NGK (a) Nandha Gopala Kumaran (Suriya) is a M. Tech graduate, who has left behind his luxurious IT profession and takes up organic farming. Situations that happen around his neighborhood urge him to embark on his political journey and the entire film is about the moments from being an underdog and forming an empire.

Selvaraghavan’s writing is always intense and he never compromises to settle down with commercial ingredients unnecessarily. For instance, this could have been a no-heroine film as it majorly banks upon a man’s journey. However, Selvaraghavan’s trademark style of delineating women characters in substantial roles continues here through the roles played by Sai Pallavi and Rakul Preet Singh. Especially, he has handled the relationship between Suriya and Rakul in a matured way, which might be considered as first of its kind in the recent times. Suriya is always at his best when it comes to ‘Angry Young Man’ roles and his fierce eyes are the greatest assets that he owns. It has worked out a lot in strengthening his character to a greater extent. Yes, we see him always in high pitched loud voice, which he could have avoided, but still the character is adorable. It looks like, there could have been some changes to his role as organic farmer after his younger brother Karthi’s Kadaikutty Singam turned to be a blockbuster. Sai Pallavi’s emotional performance is awesome and she has nailed it down so much very well. Even a bit high act would have turned out to be an exaggerated one.

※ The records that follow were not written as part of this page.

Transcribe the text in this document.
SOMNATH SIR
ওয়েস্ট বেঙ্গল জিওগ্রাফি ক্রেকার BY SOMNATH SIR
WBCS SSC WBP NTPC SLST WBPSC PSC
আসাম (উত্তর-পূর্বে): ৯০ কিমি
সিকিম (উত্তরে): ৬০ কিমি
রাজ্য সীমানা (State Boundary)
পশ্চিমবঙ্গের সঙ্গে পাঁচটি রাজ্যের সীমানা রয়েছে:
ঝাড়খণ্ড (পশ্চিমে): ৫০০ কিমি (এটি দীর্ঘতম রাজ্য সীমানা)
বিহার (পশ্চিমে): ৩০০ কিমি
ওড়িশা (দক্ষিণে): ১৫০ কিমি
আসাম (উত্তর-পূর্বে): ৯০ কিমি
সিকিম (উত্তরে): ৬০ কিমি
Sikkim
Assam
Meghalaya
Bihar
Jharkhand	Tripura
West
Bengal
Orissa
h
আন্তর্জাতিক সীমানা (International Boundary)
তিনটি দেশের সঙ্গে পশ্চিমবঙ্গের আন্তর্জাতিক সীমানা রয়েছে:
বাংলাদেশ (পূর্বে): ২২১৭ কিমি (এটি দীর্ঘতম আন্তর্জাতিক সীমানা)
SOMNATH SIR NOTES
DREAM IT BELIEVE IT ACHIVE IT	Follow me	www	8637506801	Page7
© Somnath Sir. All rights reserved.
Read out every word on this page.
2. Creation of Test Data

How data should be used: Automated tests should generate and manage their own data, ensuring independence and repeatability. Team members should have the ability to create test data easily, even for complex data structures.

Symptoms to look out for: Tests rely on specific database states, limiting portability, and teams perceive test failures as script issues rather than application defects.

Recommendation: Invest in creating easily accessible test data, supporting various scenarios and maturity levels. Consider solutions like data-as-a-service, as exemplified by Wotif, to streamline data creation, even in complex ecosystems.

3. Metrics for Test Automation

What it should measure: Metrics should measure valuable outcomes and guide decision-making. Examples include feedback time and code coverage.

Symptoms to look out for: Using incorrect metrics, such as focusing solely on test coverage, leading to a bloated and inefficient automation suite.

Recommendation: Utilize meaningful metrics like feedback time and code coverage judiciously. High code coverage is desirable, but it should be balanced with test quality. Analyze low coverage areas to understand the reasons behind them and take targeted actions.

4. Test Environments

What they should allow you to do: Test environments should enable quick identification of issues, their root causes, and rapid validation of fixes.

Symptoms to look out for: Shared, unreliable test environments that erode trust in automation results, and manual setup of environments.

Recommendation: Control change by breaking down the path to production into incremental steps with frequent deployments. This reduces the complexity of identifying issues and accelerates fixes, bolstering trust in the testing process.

We get to see Rakul Preet Singh in a matured and substantial role after a long time. Ilavarasu steals the show in the first half. However, the great talents like Devaraj, Thalaivasal Vijay and Ponvannan have been terribly wasted. Rajkumar’s role is quite appreciable.

Yuvan Shankar Raja’s songs aren’t really superb. When his collaboration with Selvaraghavan happens, it’s obvious that theatres go crazy for not just high tempo numbers, but melodious ones too. Over here, except for ‘Anbe’, others are just ordinary. Even the BGM isn’t what we routinely get from YSR. Cinematography is excellent and it never misses to carry the unique tones that Selva movies usually have. The set works are top-notch, particularly the market backdrop during climax fight.

While the first half proceeds with an engrossing impact and lots of enthralling moments, the second hour fails to impress us. We can easily predict what’s going to happen as it’s nothing but bits and pieces of replica from already watched movies like ‘Mudhalvan’ for the protagonist’s personal life is devastated due to his ambitious political drive.

Overall, NGK brings up stellar performances from the actors and even the screenplay is quite brilliant in first hour, but it goes down to the mediocre by the latter portions and we miss the crazy fever in theatres by the end credits, where we see ‘A SELVARAGHAVAN FILM’.

  • 55%


The film doesn’t come anywhere closer to Selvaraghavan’s erstwhile masterpieces. Despites good performances, it remains too middling.